NB: These were dream figures.

And I extended the poem thus, but did not include the rest for this Dverse post, but thought I would post it for those who might be interested where I took the dream:

The wise man watches, monkey-faced
and clasps each paw in full embrace
around the pierced and bleeding feet
of Woman, raised … her Self to meet.

Then gathered in small, blackened arms
the corpse is carried to the edge
of water, sanctified and deep
wherein the Goddess counsel keeps.

To lie beneath the water’s chill
and watch through full and empty eyes
the blood-washed sacrifice above

has been her greatest act of love.


  1. Oh my. I read this twice and still find the imagery very disturbing. An emotional response -- that's what the writer is looking for from the reader and you certainly achieved that here. Too human in its sacrifice. Powerful words here.

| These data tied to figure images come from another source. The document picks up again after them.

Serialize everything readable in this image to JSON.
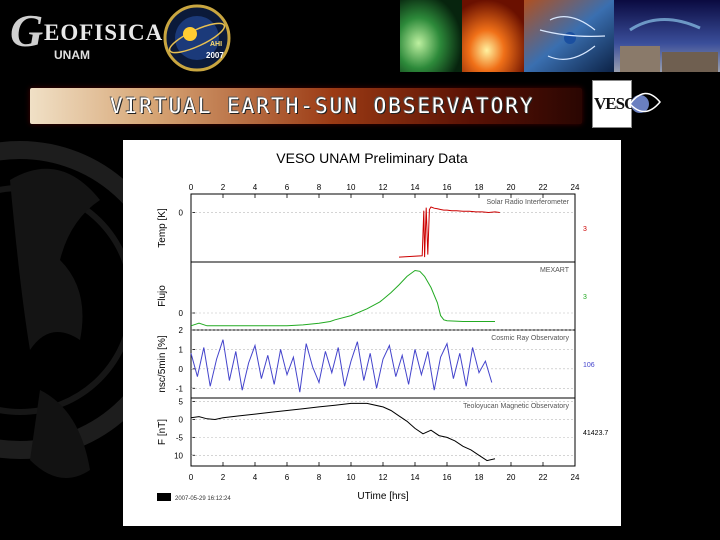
{
  "header": {
    "logo_text": "EOFISICA",
    "logo_sub": "UNAM",
    "badge": {
      "year": "2007",
      "center": "AHI"
    },
    "banner_title": "VIRTUAL EARTH-SUN OBSERVATORY",
    "veso_logo": "VESO"
  },
  "colors": {
    "background": "#000000",
    "solar_radio": "#cc0000",
    "mexart": "#22aa22",
    "cosmic_ray": "#4444cc",
    "magnetic": "#000000"
  },
  "chart_data": {
    "type": "line",
    "title": "VESO UNAM Preliminary Data",
    "xlabel": "UTime [hrs]",
    "xlim": [
      0,
      24
    ],
    "xticks": [
      "0",
      "2",
      "4",
      "6",
      "8",
      "10",
      "12",
      "14",
      "16",
      "18",
      "20",
      "22",
      "24"
    ],
    "footer_date": "2007-05-29 16:12:24",
    "panels": [
      {
        "name": "Solar Radio Interferometer",
        "ylabel": "Temp [K]",
        "yticks": [
          "0"
        ],
        "ylim": [
          -8,
          3
        ],
        "right_label": "3",
        "color": "#cc0000",
        "x": [
          13.0,
          14.45,
          14.55,
          14.6,
          14.7,
          14.8,
          14.9,
          15.0,
          15.2,
          15.4,
          15.6,
          15.8,
          16.0,
          16.3,
          16.6,
          17.0,
          17.4,
          17.8,
          18.2,
          18.6,
          19.0,
          19.3
        ],
        "y": [
          -7.2,
          -7.0,
          0.3,
          -7.2,
          0.8,
          -6.8,
          0.5,
          0.9,
          0.7,
          0.6,
          0.5,
          0.4,
          0.4,
          0.3,
          0.3,
          0.2,
          0.2,
          0.1,
          0.1,
          0.0,
          0.1,
          0.0
        ]
      },
      {
        "name": "MEXART",
        "ylabel": "Flujo",
        "yticks": [
          "0"
        ],
        "ylim": [
          -2,
          6
        ],
        "right_label": "3",
        "color": "#22aa22",
        "x": [
          0,
          0.5,
          1,
          2,
          3,
          4,
          5,
          6,
          7,
          8,
          8.7,
          9,
          10,
          11,
          11.8,
          12,
          12.5,
          13,
          13.5,
          14,
          14.3,
          14.6,
          15,
          15.4,
          15.6,
          15.8,
          16,
          17,
          18,
          19
        ],
        "y": [
          -1.5,
          -1.2,
          -1.5,
          -1.5,
          -1.5,
          -1.5,
          -1.5,
          -1.5,
          -1.4,
          -1.2,
          -1.0,
          -0.8,
          -0.3,
          0.5,
          1.3,
          1.6,
          2.4,
          3.3,
          4.3,
          5.0,
          4.9,
          4.3,
          3.0,
          1.2,
          -0.3,
          -0.8,
          -0.9,
          -1.0,
          -1.0,
          -1.0
        ]
      },
      {
        "name": "Cosmic Ray Observatory",
        "ylabel": "nsc/5min [%]",
        "yticks": [
          "2",
          "1",
          "0",
          "-1"
        ],
        "ylim": [
          -1.5,
          2
        ],
        "right_label": "106",
        "color": "#4444cc",
        "x": [
          0,
          0.4,
          0.8,
          1.2,
          1.6,
          2.0,
          2.4,
          2.8,
          3.2,
          3.6,
          4.0,
          4.4,
          4.8,
          5.2,
          5.6,
          6.0,
          6.4,
          6.8,
          7.2,
          7.6,
          8.0,
          8.4,
          8.8,
          9.2,
          9.6,
          10.0,
          10.4,
          10.8,
          11.2,
          11.6,
          12.0,
          12.4,
          12.8,
          13.2,
          13.6,
          14.0,
          14.4,
          14.8,
          15.2,
          15.6,
          16.0,
          16.4,
          16.8,
          17.2,
          17.6,
          18.0,
          18.4,
          18.8
        ],
        "y": [
          0.8,
          -0.4,
          1.1,
          -0.9,
          0.5,
          1.5,
          -0.6,
          0.9,
          -1.1,
          0.3,
          1.2,
          -0.5,
          0.7,
          -0.8,
          1.0,
          -0.3,
          0.6,
          -1.2,
          1.3,
          0.1,
          -0.7,
          0.9,
          -0.2,
          1.1,
          -0.9,
          0.4,
          1.4,
          -0.6,
          0.8,
          -1.0,
          0.5,
          1.2,
          -0.4,
          0.7,
          -0.8,
          1.0,
          -0.3,
          0.9,
          -1.1,
          0.6,
          1.3,
          -0.5,
          0.8,
          -0.9,
          1.1,
          -0.2,
          0.4,
          -0.7
        ]
      },
      {
        "name": "Teoloyucan Magnetic Observatory",
        "ylabel": "F [nT]",
        "yticks": [
          "5",
          "0",
          "-5",
          "10"
        ],
        "ylim": [
          -13,
          6
        ],
        "right_label": "41423.7",
        "color": "#000000",
        "x": [
          0,
          0.5,
          1,
          1.5,
          2,
          3,
          4,
          5,
          6,
          7,
          8,
          9,
          10,
          11,
          12,
          12.5,
          13,
          13.5,
          14,
          14.5,
          15,
          15.5,
          16,
          16.5,
          17,
          17.5,
          18,
          18.5,
          19
        ],
        "y": [
          0.5,
          0.8,
          0.2,
          0.0,
          0.5,
          1.0,
          1.5,
          2.0,
          2.5,
          3.0,
          3.5,
          4.0,
          4.5,
          4.5,
          3.5,
          2.5,
          1.0,
          -0.5,
          -2.5,
          -4.0,
          -3.0,
          -4.5,
          -5.0,
          -6.0,
          -7.5,
          -8.5,
          -10.0,
          -11.5,
          -11.0
        ]
      }
    ]
  }
}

    1. It was a powerful and emotional dream. I am glad I could capture it. Thanks.

  2. Oh, I don't know Roslyn; that's a pretty wild dream. It is definitely anthropomorphic. The sacrificial aspect vividly reminds me of a play, but the scene was of course not by cows.
    I don't know if you've ever seen Equus. There's a dream sequence there where a psychiatrist has a sacrificial dream like that, which is representative of his occupation and it's disturbing consequences.
    I loved the extent you took it to. I would not want to spend an afternoon with that herd. It had such fascinating religious overtones, the sacrifice of the sacred cow, wonderful

    1. I found it wonderful as a dream. I did take the poem further but did not post it as part of this exercise.

  3. A fascinating write (just seen the same word in Mark's comment) and a little disturbing. That said, transpose the woman with the cows...and this (the sacrifice for our bellies?) is what WE do.
    Well writ and again, fascinating.
    Kind regards
    Anna :o]

    1. I did take the poem into Goddess territory but did not post all of it for this exercise.

  4. Nice sound to the poem. I like the dream framework for the crucifixion.

  5. a dream like this would wake me up screaming... the image of the flesh being stripped is a terrifying climax.

    1. I love mythology and metaphor and I saw the dream as metaphor.